Molecular doorstop could be key to new tuberculosis drugs
Tuberculosis, which infects roughly one quarter of the world’s population and kills nearly two million people a year, is not only deadly but ancient: signs of the disease have been found in Egyptian mummies. Despite its age, Mycobacterium tuberculosis, the pathogen that causes the illness, continues to learn new tricks. It has a particular knack for evolving antibiotic resistance, leaving hundreds of thousands of people with few treatment options.
Now, research conducted by Rockefeller scientists under the direction of Seth Darst, the Jack Fishman Professor, and Elizabeth Campbell, a senior research associate in Darst’s laboratory, offers hope for a new and potent weapon against tuberculosis. Their work, which appears in eLife, focuses on an antibiotic that kills M. tuberculosis in the laboratory, but is not suitable for clinical use. By explaining how the drug operates, their research might allow others to design new antibiotics that could in fact be used to treat tuberculosis patients—and might even work on other bugs.
A flawed candidate
Campbell explains that the antibiotic in question, fidaxomicin, is uncommonly adept at killing M. tuberculosis cultivated in the lab. To be useful against tuberculosis in the real world, however, an antibiotic must be absorbed by the gut and eventually reach the lungs when taken orally—something that fidaxomicin cannot do.
Fidaxomicin targets an enzyme called RNA polymerase (RNAP), which transcribes DNA into RNA, a process fundamental to life. The enzyme possesses a hinged pincer, or clamp, that swings shut to secure DNA for transcription.
Scientists suspected that the drug works by somehow interfering with this clamp. But they didn’t know precisely how the molecule went about its job—knowledge that would be essential to creating more useful versions of fidaxomicin.
By using a powerful imaging technique known as cryo-electron microscopy, however, Campbell and her colleagues were able to figure out exactly how the antibiotic throws a wrench into RNAP.

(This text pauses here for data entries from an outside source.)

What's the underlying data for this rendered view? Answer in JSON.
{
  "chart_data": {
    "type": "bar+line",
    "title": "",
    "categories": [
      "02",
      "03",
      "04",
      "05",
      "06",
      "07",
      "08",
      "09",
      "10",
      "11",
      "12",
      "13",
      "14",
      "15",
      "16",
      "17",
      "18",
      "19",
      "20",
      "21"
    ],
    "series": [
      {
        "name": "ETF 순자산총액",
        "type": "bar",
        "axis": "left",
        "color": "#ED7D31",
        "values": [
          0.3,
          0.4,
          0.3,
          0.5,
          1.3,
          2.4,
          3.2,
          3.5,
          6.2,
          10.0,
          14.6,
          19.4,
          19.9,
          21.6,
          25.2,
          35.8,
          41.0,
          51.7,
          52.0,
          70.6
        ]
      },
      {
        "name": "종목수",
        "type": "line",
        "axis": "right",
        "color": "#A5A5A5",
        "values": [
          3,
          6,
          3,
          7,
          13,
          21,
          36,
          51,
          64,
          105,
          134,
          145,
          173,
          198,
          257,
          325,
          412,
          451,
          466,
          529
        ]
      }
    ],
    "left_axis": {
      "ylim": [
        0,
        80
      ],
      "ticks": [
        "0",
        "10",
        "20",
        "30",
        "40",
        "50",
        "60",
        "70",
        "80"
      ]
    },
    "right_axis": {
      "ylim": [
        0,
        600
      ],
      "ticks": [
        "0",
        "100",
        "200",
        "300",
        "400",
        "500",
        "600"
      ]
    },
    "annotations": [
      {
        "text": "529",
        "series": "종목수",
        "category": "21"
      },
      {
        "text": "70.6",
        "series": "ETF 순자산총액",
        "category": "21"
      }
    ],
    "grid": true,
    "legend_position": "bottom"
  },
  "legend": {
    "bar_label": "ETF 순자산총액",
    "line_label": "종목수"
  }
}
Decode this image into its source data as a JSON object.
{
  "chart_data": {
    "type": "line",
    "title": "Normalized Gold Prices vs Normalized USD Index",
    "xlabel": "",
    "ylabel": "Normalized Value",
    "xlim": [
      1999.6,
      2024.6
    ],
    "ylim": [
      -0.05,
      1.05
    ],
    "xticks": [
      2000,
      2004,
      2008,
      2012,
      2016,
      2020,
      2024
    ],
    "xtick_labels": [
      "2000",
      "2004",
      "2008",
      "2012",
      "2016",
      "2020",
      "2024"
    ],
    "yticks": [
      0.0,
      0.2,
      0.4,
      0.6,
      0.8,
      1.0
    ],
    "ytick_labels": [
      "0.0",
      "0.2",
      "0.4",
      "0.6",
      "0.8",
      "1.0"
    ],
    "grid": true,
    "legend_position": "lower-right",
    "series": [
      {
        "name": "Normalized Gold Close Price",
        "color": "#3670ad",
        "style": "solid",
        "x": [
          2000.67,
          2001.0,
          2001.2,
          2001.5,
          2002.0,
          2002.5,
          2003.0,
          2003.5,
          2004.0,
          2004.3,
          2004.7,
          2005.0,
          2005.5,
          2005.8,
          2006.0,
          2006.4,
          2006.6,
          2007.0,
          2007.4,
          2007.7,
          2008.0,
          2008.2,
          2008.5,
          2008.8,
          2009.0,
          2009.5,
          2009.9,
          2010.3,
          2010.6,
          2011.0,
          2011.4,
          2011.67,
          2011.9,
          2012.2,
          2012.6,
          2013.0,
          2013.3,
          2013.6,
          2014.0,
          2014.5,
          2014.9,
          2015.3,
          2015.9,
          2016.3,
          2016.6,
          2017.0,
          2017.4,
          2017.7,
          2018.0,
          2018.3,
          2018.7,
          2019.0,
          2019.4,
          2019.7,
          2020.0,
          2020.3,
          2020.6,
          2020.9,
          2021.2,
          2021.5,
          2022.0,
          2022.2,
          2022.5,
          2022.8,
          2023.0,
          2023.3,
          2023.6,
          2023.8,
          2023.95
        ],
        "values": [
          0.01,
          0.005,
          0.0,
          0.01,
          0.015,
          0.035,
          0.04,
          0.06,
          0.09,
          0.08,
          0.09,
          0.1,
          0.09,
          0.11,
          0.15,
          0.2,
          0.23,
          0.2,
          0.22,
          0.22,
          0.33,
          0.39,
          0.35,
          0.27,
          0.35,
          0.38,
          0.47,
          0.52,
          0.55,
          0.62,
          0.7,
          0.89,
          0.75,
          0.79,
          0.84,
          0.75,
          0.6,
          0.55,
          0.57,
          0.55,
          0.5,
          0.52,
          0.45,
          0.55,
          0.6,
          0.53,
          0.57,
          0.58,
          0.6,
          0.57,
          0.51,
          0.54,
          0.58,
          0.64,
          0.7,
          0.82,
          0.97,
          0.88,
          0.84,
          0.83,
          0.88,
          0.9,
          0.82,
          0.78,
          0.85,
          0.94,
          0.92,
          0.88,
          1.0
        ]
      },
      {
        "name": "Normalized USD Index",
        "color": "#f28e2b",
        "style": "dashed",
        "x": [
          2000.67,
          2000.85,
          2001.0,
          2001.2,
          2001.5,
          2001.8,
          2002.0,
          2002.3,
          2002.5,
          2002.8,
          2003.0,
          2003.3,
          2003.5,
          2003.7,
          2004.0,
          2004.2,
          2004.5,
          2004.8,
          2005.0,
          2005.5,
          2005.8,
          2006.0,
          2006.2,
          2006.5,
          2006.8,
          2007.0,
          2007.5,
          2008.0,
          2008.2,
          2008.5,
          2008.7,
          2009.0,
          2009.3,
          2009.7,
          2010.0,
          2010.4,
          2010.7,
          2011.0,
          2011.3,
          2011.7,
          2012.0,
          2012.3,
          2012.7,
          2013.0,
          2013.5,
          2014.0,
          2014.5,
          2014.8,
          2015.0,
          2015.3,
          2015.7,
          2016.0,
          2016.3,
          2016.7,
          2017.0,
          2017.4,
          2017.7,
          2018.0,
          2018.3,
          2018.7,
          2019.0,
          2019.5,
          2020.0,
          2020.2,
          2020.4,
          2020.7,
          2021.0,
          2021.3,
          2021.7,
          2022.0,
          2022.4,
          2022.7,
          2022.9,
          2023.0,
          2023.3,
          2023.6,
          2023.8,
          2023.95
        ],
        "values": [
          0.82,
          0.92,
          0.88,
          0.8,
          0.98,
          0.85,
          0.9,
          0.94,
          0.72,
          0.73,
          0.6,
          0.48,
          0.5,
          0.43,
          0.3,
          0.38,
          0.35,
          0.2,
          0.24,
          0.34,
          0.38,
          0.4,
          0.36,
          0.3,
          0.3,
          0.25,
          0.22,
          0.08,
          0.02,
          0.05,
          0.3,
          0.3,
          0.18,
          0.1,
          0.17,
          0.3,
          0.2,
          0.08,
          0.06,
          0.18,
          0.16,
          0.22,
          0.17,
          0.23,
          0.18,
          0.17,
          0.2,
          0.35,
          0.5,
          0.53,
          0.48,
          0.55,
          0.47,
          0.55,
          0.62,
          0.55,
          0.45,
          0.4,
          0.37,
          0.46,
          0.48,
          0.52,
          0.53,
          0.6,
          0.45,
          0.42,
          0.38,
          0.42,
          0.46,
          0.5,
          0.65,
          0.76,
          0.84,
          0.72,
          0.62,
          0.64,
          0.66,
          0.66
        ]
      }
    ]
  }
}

Thanks to earlier research, the team already knew that the version of the enzyme found in M. tuberculosis only works properly when combined with a protein called RbpA—a transcription factor not found in all bacteria. RbpA winds itself into a narrow pocket located at the base of the RNAP clamp, making it fully functional. Using cryo-EM, post-doctoral fellow Hande Boyaci and graduate student James Chen were able to show for the first time that fidaxomicin binds to RbpA as well as other parts of the RNAP deep inside that pocket.
What’s more, they were able to pinpoint what happens when the two molecules come together: fidaxomicin physically jams the enzyme’s clamp open and won’t allow it to close.
“It acts like a doorstop, and prevents the clamp from securing DNA for transcription,” says Campbell.
Next, Campbell and her associates went a step further. Working with a non-pathogenic cousin of M. tuberculosis called M. smegmatis, the team used a mutant form of the bacteria that lacked the part of RbpA that interacts with fidaxomicin. When exposed to fidaxomicin, normal Mycobacteria could not grow. The mutants, however, were able to thrive despite the presence of the antibiotic and went about multiplying as usual, confirming what the researchers already suspected: that RbpA is an essential part of the mechanism that makes these microbes vulnerable to the drug.
Medicinal chemists might be able to use this insight into how fidaxomicin works to design versions of the antibiotic that are absorbed through the gut, or to identify other drugs that also bind in the RNAP pocket and interact with RpbA. Antibiotics that require RbpA to work would be very useful since they would kill only the select group of bacteria that contain RbpA. Antibiotics that kill indiscriminately can cause significant collateral damage, wiping out benevolent bacteria and breeding resistance among more dangerous ones.
At the same time, because all bacterial RNAP possesses the same pocket that fidaxomicin uses as its binding site, drug developers might also be able to use the team’s structural data to develop antibiotics that kill bugs that do not rely upon RbpA at all.
“Our hope is that drug companies will use these studies as a platform for modifying and designing antimicrobials,” says Campbell. “They could use the structures we analyzed to design antibiotics that would only inhibit Mycobacteria, but they could probably also design broad-spectrum antibiotics that would kill a wide range of other bacteria.”